After a Kotaku article was made on the subject,
Neogaf is now painting Tom Lipschultz of XSeed as a white supremacist because he didn't want his name on the box of a game that had content edited to avoid offending people. The specific details are that basically, a game titled Akiba's Beat was being localized by this company, but in-game, the game has a sign in it that says "KKK Witches" in reference to a Japanese company titled "NKK Switches". When Tom, one of the members of XSeed, noticed this, he got a laugh out of it considering the accidental implications it has in the West, but the rest of the company didn't see it that way.
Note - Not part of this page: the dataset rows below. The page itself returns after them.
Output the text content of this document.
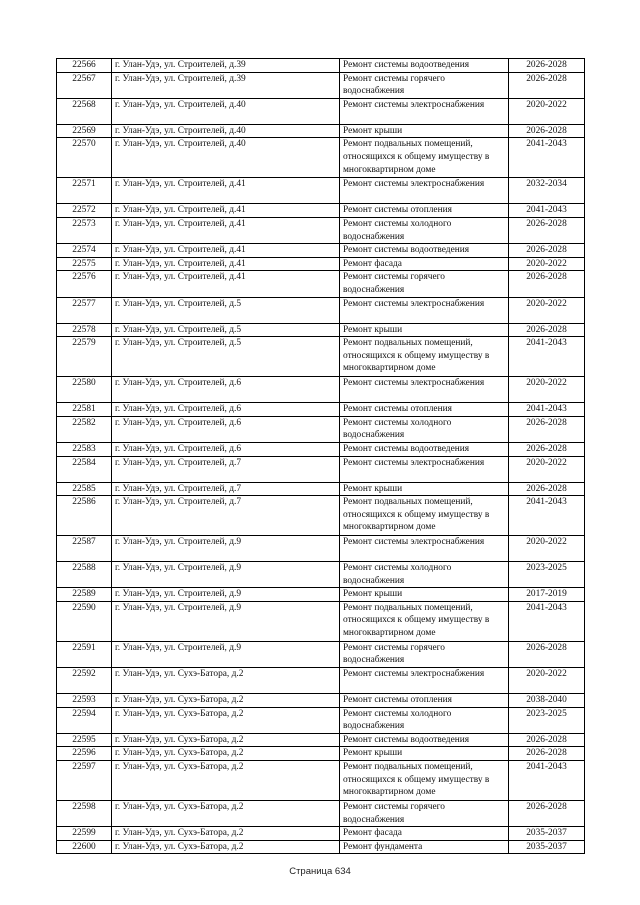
22566	г. Улан-Удэ, ул. Строителей, д.39	Ремонт системы водоотведения	2026-2028
22567	г. Улан-Удэ, ул. Строителей, д.39	Ремонт системы горячего водоснабжения	2026-2028
22568	г. Улан-Удэ, ул. Строителей, д.40	Ремонт системы электроснабжения	2020-2022
22569	г. Улан-Удэ, ул. Строителей, д.40	Ремонт крыши	2026-2028
22570	г. Улан-Удэ, ул. Строителей, д.40	Ремонт подвальных помещений, относящихся к общему имуществу в многоквартирном доме	2041-2043
22571	г. Улан-Удэ, ул. Строителей, д.41	Ремонт системы электроснабжения	2032-2034
22572	г. Улан-Удэ, ул. Строителей, д.41	Ремонт системы отопления	2041-2043
22573	г. Улан-Удэ, ул. Строителей, д.41	Ремонт системы холодного водоснабжения	2026-2028
22574	г. Улан-Удэ, ул. Строителей, д.41	Ремонт системы водоотведения	2026-2028
22575	г. Улан-Удэ, ул. Строителей, д.41	Ремонт фасада	2020-2022
22576	г. Улан-Удэ, ул. Строителей, д.41	Ремонт системы горячего водоснабжения	2026-2028
22577	г. Улан-Удэ, ул. Строителей, д.5	Ремонт системы электроснабжения	2020-2022
22578	г. Улан-Удэ, ул. Строителей, д.5	Ремонт крыши	2026-2028
22579	г. Улан-Удэ, ул. Строителей, д.5	Ремонт подвальных помещений, относящихся к общему имуществу в многоквартирном доме	2041-2043
22580	г. Улан-Удэ, ул. Строителей, д.6	Ремонт системы электроснабжения	2020-2022
22581	г. Улан-Удэ, ул. Строителей, д.6	Ремонт системы отопления	2041-2043
22582	г. Улан-Удэ, ул. Строителей, д.6	Ремонт системы холодного водоснабжения	2026-2028
22583	г. Улан-Удэ, ул. Строителей, д.6	Ремонт системы водоотведения	2026-2028
22584	г. Улан-Удэ, ул. Строителей, д.7	Ремонт системы электроснабжения	2020-2022
22585	г. Улан-Удэ, ул. Строителей, д.7	Ремонт крыши	2026-2028
22586	г. Улан-Удэ, ул. Строителей, д.7	Ремонт подвальных помещений, относящихся к общему имуществу в многоквартирном доме	2041-2043
22587	г. Улан-Удэ, ул. Строителей, д.9	Ремонт системы электроснабжения	2020-2022
22588	г. Улан-Удэ, ул. Строителей, д.9	Ремонт системы холодного водоснабжения	2023-2025
22589	г. Улан-Удэ, ул. Строителей, д.9	Ремонт крыши	2017-2019
22590	г. Улан-Удэ, ул. Строителей, д.9	Ремонт подвальных помещений, относящихся к общему имуществу в многоквартирном доме	2041-2043
22591	г. Улан-Удэ, ул. Строителей, д.9	Ремонт системы горячего водоснабжения	2026-2028
22592	г. Улан-Удэ, ул. Сухэ-Батора, д.2	Ремонт системы электроснабжения	2020-2022
22593	г. Улан-Удэ, ул. Сухэ-Батора, д.2	Ремонт системы отопления	2038-2040
22594	г. Улан-Удэ, ул. Сухэ-Батора, д.2	Ремонт системы холодного водоснабжения	2023-2025
22595	г. Улан-Удэ, ул. Сухэ-Батора, д.2	Ремонт системы водоотведения	2026-2028
22596	г. Улан-Удэ, ул. Сухэ-Батора, д.2	Ремонт крыши	2026-2028
22597	г. Улан-Удэ, ул. Сухэ-Батора, д.2	Ремонт подвальных помещений, относящихся к общему имуществу в многоквартирном доме	2041-2043
22598	г. Улан-Удэ, ул. Сухэ-Батора, д.2	Ремонт системы горячего водоснабжения	2026-2028
22599	г. Улан-Удэ, ул. Сухэ-Батора, д.2	Ремонт фасада	2035-2037
22600	г. Улан-Удэ, ул. Сухэ-Батора, д.2	Ремонт фундамента	2035-2037
Страница 634
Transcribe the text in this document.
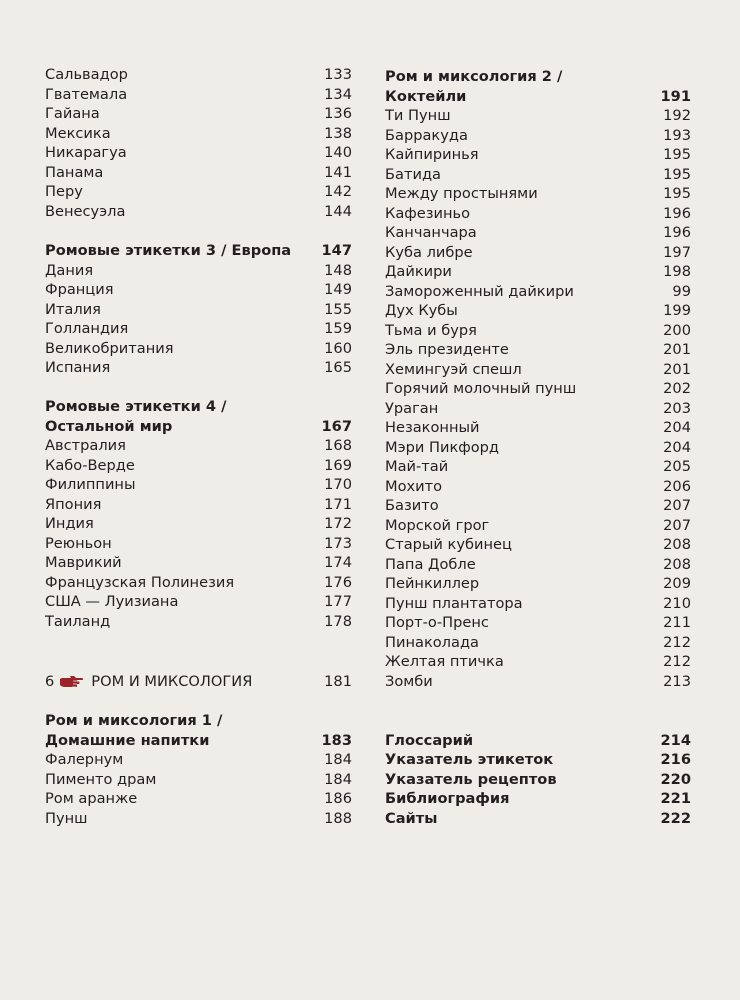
Сальвадор	133
Гватемала	134
Гайана	136
Мексика	138
Никарагуа	140
Панама	141
Перу	142
Венесуэла	144
Ромовые этикетки 3 / Европа 147
Дания	148
Франция	149
Италия	155
Голландия	159
Великобритания	160
Испания	165
Ромовые этикетки 4 /
Остальной мир	167
Австралия	168
Кабо-Верде	169
Филиппины	170
Япония	171
Индия	172
Реюньон	173
Маврикий	174
Французская Полинезия	176
США — Луизиана	177
Таиланд	178
6	РОМ И МИКСОЛОГИЯ	181
Ром и миксология 1 /
Домашние напитки	183
Фалернум	184
Пименто драм	184
Ром аранже	186
Пунш	188
Ром и миксология 2 /
Коктейли	191
Ти Пунш	192
Барракуда	193
Кайпиринья	195
Батида	195
Между простынями	195
Кафезиньо	196
Канчанчара	196
Куба либре	197
Дайкири	198
Замороженный дайкири	99
Дух Кубы	199
Тьма и буря	200
Эль президенте	201
Хемингуэй спешл	201
Горячий молочный пунш	202
Ураган	203
Незаконный	204
Мэри Пикфорд	204
Май-тай	205
Мохито	206
Базито	207
Морской грог	207
Старый кубинец	208
Папа Добле	208
Пейнкиллер	209
Пунш плантатора	210
Порт-о-Пренс	211
Пинаколада	212
Желтая птичка	212
Зомби	213
Глоссарий	214
Указатель этикеток	216
Указатель рецептов	220
Библиография	221
Сайты	222
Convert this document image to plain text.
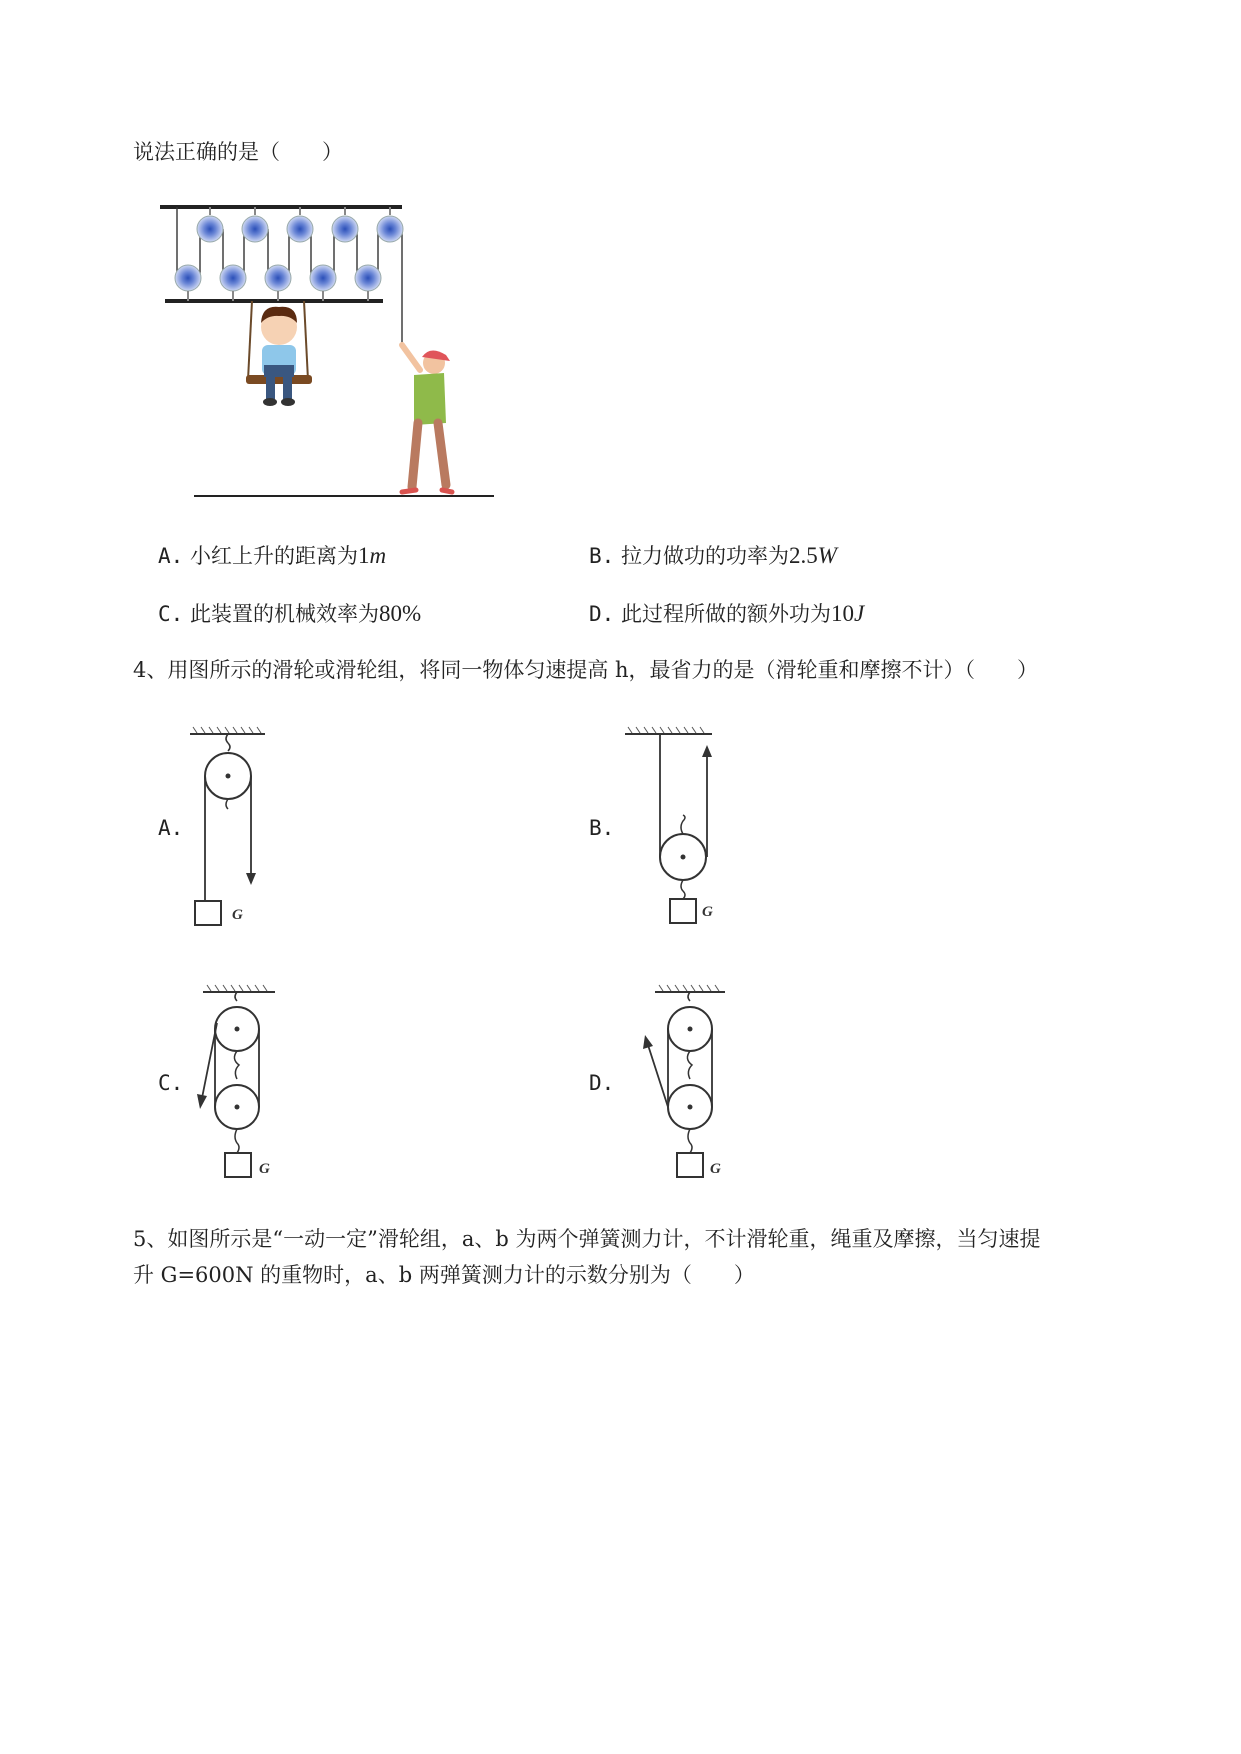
说法正确的是（　　）
A. 小红上升的距离为1m	B. 拉力做功的功率为2.5W
C. 此装置的机械效率为80%	D. 此过程所做的额外功为10J
4、用图所示的滑轮或滑轮组，将同一物体匀速提高 h，最省力的是（滑轮重和摩擦不计）（　　）
A.
G
B.
G
C.
G
D.
G
5、如图所示是“一动一定”滑轮组，a、b 为两个弹簧测力计，不计滑轮重，绳重及摩擦，当匀速提
升 G=600N 的重物时，a、b 两弹簧测力计的示数分别为（　　）
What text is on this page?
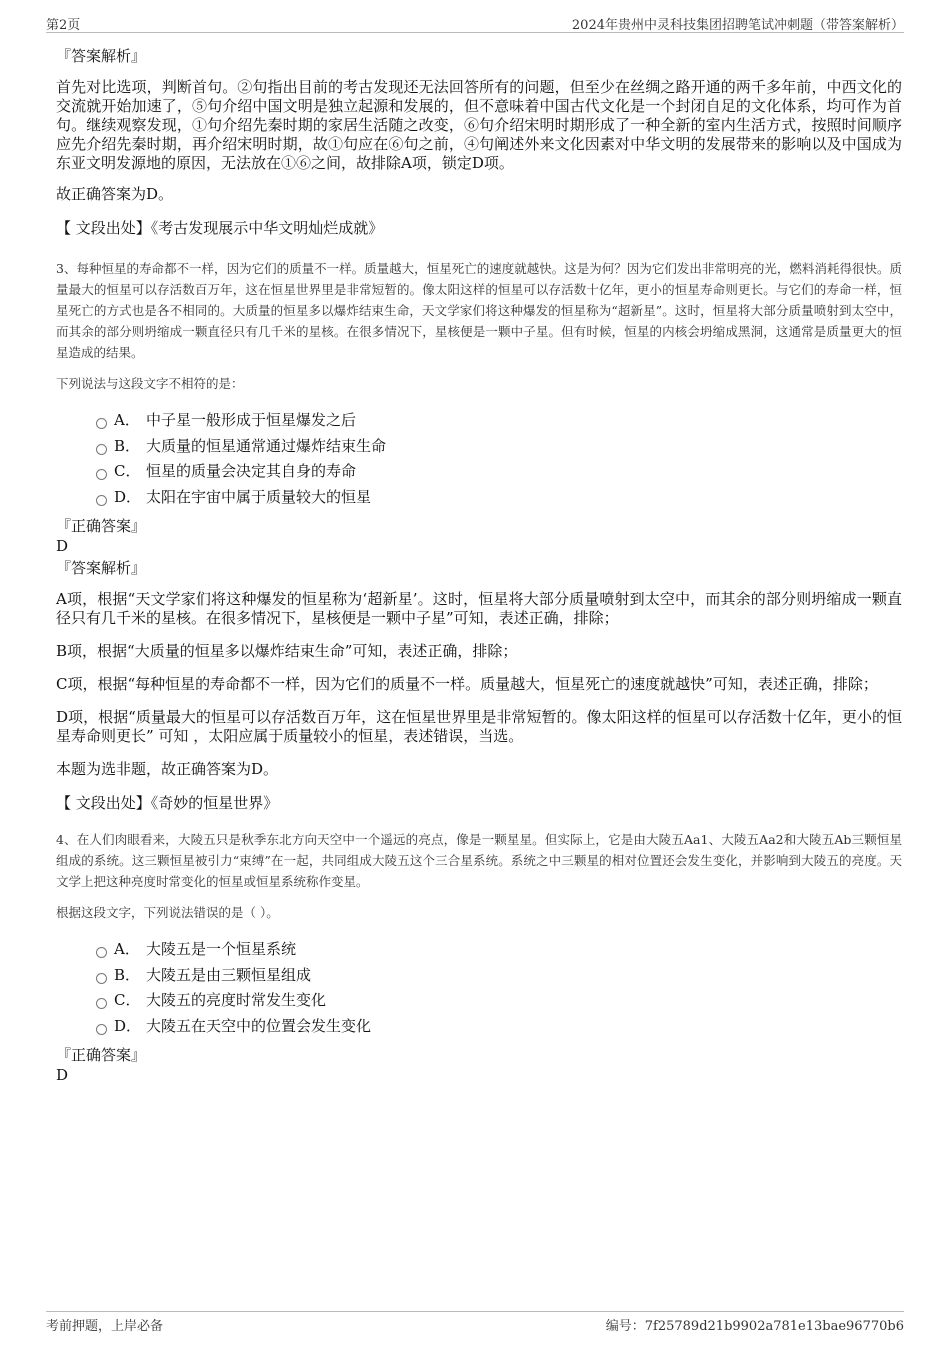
第2页	2024年贵州中灵科技集团招聘笔试冲刺题（带答案解析）

『答案解析』

首先对比选项，判断首句。②句指出目前的考古发现还无法回答所有的问题，但至少在丝绸之路开通的两千多年前，中西文化的交流就开始加速了，⑤句介绍中国文明是独立起源和发展的，但不意味着中国古代文化是一个封闭自足的文化体系，均可作为首句。继续观察发现，①句介绍先秦时期的家居生活随之改变，⑥句介绍宋明时期形成了一种全新的室内生活方式，按照时间顺序应先介绍先秦时期，再介绍宋明时期，故①句应在⑥句之前，④句阐述外来文化因素对中华文明的发展带来的影响以及中国成为东亚文明发源地的原因，无法放在①⑥之间，故排除A项，锁定D项。

故正确答案为D。

【 文段出处】《考古发现展示中华文明灿烂成就》

3、每种恒星的寿命都不一样，因为它们的质量不一样。质量越大，恒星死亡的速度就越快。这是为何？因为它们发出非常明亮的光，燃料消耗得很快。质量最大的恒星可以存活数百万年，这在恒星世界里是非常短暂的。像太阳这样的恒星可以存活数十亿年，更小的恒星寿命则更长。与它们的寿命一样，恒星死亡的方式也是各不相同的。大质量的恒星多以爆炸结束生命，天文学家们将这种爆发的恒星称为“超新星”。这时，恒星将大部分质量喷射到太空中，而其余的部分则坍缩成一颗直径只有几千米的星核。在很多情况下，星核便是一颗中子星。但有时候，恒星的内核会坍缩成黑洞，这通常是质量更大的恒星造成的结果。

下列说法与这段文字不相符的是：

A． 中子星一般形成于恒星爆发之后
B． 大质量的恒星通常通过爆炸结束生命
C． 恒星的质量会决定其自身的寿命
D． 太阳在宇宙中属于质量较大的恒星

『正确答案』

D

『答案解析』

A项，根据“天文学家们将这种爆发的恒星称为‘超新星’。这时，恒星将大部分质量喷射到太空中，而其余的部分则坍缩成一颗直径只有几千米的星核。在很多情况下，星核便是一颗中子星”可知，表述正确，排除；

B项，根据“大质量的恒星多以爆炸结束生命”可知，表述正确，排除；

C项，根据“每种恒星的寿命都不一样，因为它们的质量不一样。质量越大，恒星死亡的速度就越快”可知，表述正确，排除；

D项，根据“质量最大的恒星可以存活数百万年，这在恒星世界里是非常短暂的。像太阳这样的恒星可以存活数十亿年，更小的恒星寿命则更长” 可知 ，太阳应属于质量较小的恒星，表述错误，当选。

本题为选非题，故正确答案为D。

【 文段出处】《奇妙的恒星世界》

4、在人们肉眼看来，大陵五只是秋季东北方向天空中一个遥远的亮点，像是一颗星星。但实际上，它是由大陵五Aa1、大陵五Aa2和大陵五Ab三颗恒星组成的系统。这三颗恒星被引力“束缚”在一起，共同组成大陵五这个三合星系统。系统之中三颗星的相对位置还会发生变化，并影响到大陵五的亮度。天文学上把这种亮度时常变化的恒星或恒星系统称作变星。

根据这段文字，下列说法错误的是（ ）。

A． 大陵五是一个恒星系统
B． 大陵五是由三颗恒星组成
C． 大陵五的亮度时常发生变化
D． 大陵五在天空中的位置会发生变化

『正确答案』

D

考前押题，上岸必备	编号：7f25789d21b9902a781e13bae96770b6
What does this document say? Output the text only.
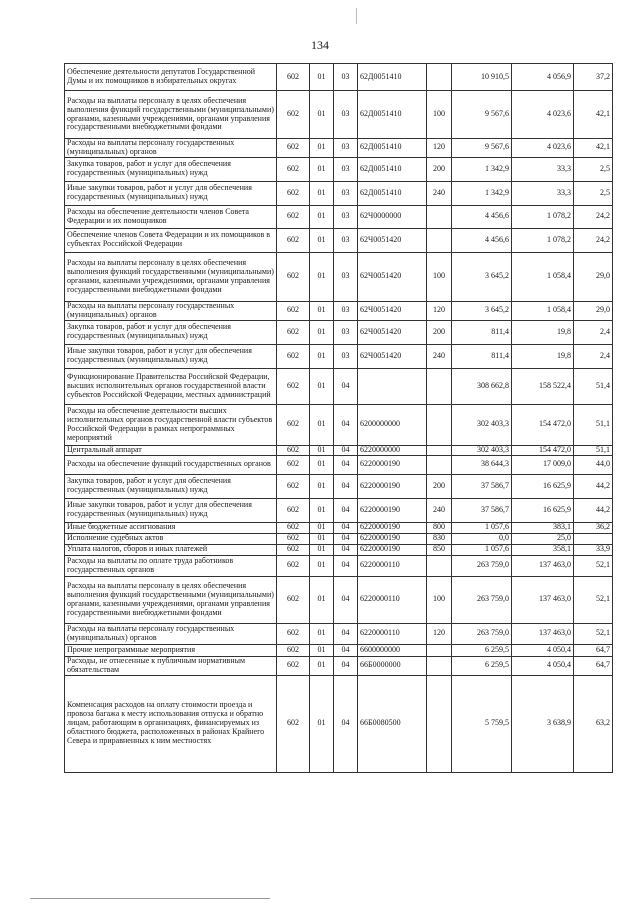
134
Обеспечение деятельности депутатов Государственной Думы и их помощников в избирательных округах	602	01	03	62Д0051410		10 910,5	4 056,9	37,2
Расходы на выплаты персоналу в целях обеспечения выполнения функций государственными (муниципальными) органами, казенными учреждениями, органами управления государственными внебюджетными фондами	602	01	03	62Д0051410	100	9 567,6	4 023,6	42,1
Расходы на выплаты персоналу государственных (муниципальных) органов	602	01	03	62Д0051410	120	9 567,6	4 023,6	42,1
Закупка товаров, работ и услуг для обеспечения государственных (муниципальных) нужд	602	01	03	62Д0051410	200	1 342,9	33,3	2,5
Иные закупки товаров, работ и услуг для обеспечения государственных (муниципальных) нужд	602	01	03	62Д0051410	240	1 342,9	33,3	2,5
Расходы на обеспечение деятельности членов Совета Федерации и их помощников	602	01	03	62Ч0000000		4 456,6	1 078,2	24,2
Обеспечение членов Совета Федерации и их помощников в субъектах Российской Федерации	602	01	03	62Ч0051420		4 456,6	1 078,2	24,2
Расходы на выплаты персоналу в целях обеспечения выполнения функций государственными (муниципальными) органами, казенными учреждениями, органами управления государственными внебюджетными фондами	602	01	03	62Ч0051420	100	3 645,2	1 058,4	29,0
Расходы на выплаты персоналу государственных (муниципальных) органов	602	01	03	62Ч0051420	120	3 645,2	1 058,4	29,0
Закупка товаров, работ и услуг для обеспечения государственных (муниципальных) нужд	602	01	03	62Ч0051420	200	811,4	19,8	2,4
Иные закупки товаров, работ и услуг для обеспечения государственных (муниципальных) нужд	602	01	03	62Ч0051420	240	811,4	19,8	2,4
Функционирование Правительства Российской Федерации, высших исполнительных органов государственной власти субъектов Российской Федерации, местных администраций	602	01	04			308 662,8	158 522,4	51,4
Расходы на обеспечение деятельности высших исполнительных органов государственной власти субъектов Российской Федерации в рамках непрограммных мероприятий	602	01	04	6200000000		302 403,3	154 472,0	51,1
Центральный аппарат	602	01	04	6220000000		302 403,3	154 472,0	51,1
Расходы на обеспечение функций государственных органов	602	01	04	6220000190		38 644,3	17 009,0	44,0
Закупка товаров, работ и услуг для обеспечения государственных (муниципальных) нужд	602	01	04	6220000190	200	37 586,7	16 625,9	44,2
Иные закупки товаров, работ и услуг для обеспечения государственных (муниципальных) нужд	602	01	04	6220000190	240	37 586,7	16 625,9	44,2
Иные бюджетные ассигнования	602	01	04	6220000190	800	1 057,6	383,1	36,2
Исполнение судебных актов	602	01	04	6220000190	830	0,0	25,0	
Уплата налогов, сборов и иных платежей	602	01	04	6220000190	850	1 057,6	358,1	33,9
Расходы на выплаты по оплате труда работников государственных органов	602	01	04	6220000110		263 759,0	137 463,0	52,1
Расходы на выплаты персоналу в целях обеспечения выполнения функций государственными (муниципальными) органами, казенными учреждениями, органами управления государственными внебюджетными фондами	602	01	04	6220000110	100	263 759,0	137 463,0	52,1
Расходы на выплаты персоналу государственных (муниципальных) органов	602	01	04	6220000110	120	263 759,0	137 463,0	52,1
Прочие непрограммные мероприятия	602	01	04	6600000000		6 259,5	4 050,4	64,7
Расходы, не отнесенные к публичным нормативным обязательствам	602	01	04	66Б0000000		6 259,5	4 050,4	64,7
Компенсация расходов на оплату стоимости проезда и провоза багажа к месту использования отпуска и обратно лицам, работающим в организациях, финансируемых из областного бюджета, расположенных в районах Крайнего Севера и приравненных к ним местностях	602	01	04	66Б0080500		5 759,5	3 638,9	63,2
They decided to contact the Japanese developers of the game asking what the intended meaning was to be sure, and the company just immediately sent them a build of the game with the sign changed to "ACQ Witches".
Tom felt bad about this as he feels that the change wasn't made for reasons that help people understand the material so much as it was done to avoid causing a ruckus and making people upset, (and he's one of those people who doesn't want any changes whatsoever made to games in the West beyond translations putting things in English) and so he asked his name to be removed from the credits of the game (which due to company policy, means he can't have his name on the credits of ANY XSeed game).
Neogaf is painting this as him being a white supremacist and are denouncing him even saying outright lies about him, as well as making assumptions about him, using this to say more bad things about Trump, and are hoping he never gets another job in localization ever again. They're also pointing out things he did for previous localizations, such as in Akiba's Trip translating a 2ch reference to someone pretending to be a girl to 4chan references with the term "trap", and they think by doing this he's defending and encouraging slurs and offensive content towards people. People defending Tom in the thread are of course getting banned.